Celtics forward Gordon Hayward broke his leg less than six minutes into the 2017 NBA season.

He didn’t play a single game as the team went all the way to Eastern Conference finals without him.

Speaking recently on Barstool’s Pardon my Take podcast, Hayward admitted that there was a fiber of his being, a segment of his soul that was pulling for the Celtics to lose.

That part of the podcast was transcribed by NBC Sports Boston:

“I don’t think you’d be human if there wasn’t a part of you that was like, ‘I hope that we lose,'” Hayward said (it’s about at the 40-minute mark of the podcast).
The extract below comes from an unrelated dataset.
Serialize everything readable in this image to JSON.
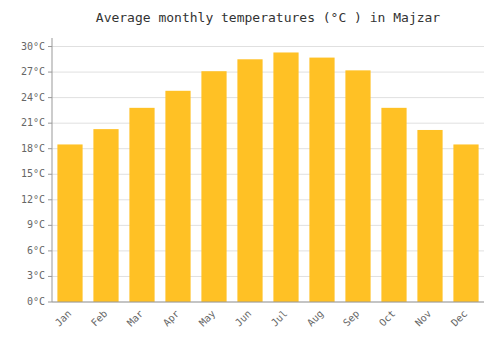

“[Being irked at the team’s winning] happened, too, at the very beginning of the season,” he said. “Like, I got hurt, I think we lost our first two games, but then we went on like an 18 or 19 game win streak [Actually, it was 16]. And I was laying in bed like ‘Come on! What’s going on?’ There’s a part of me that’s like, ‘Dude, they are winning without me, what’s the deal?’ But then there’s another side of me that’s like, ‘Okay, this is why I came to Boston. We’re going to be good, we’re going to have a chance to win the whole thing.’ Rooting for them, these are your teammates.”

I personally don’t see what the big deal is, but you can imagine how well this would go over if Carson Wentz said it:

“Well, you know, I’m happy for Nick Foles, but I’d be fine if the Patriots won the Super Bowl. I’d like to be out there leading the team.”

It would be blasphemy. Sacrilege. Benedict Arnold bullshit. “Cut his ass!” would be the rallying cry of fake Philly tough guys from Secane to Southampton.

But I think Hayward is on to something here. I think it’s a very human thing to want a Boston team to lose.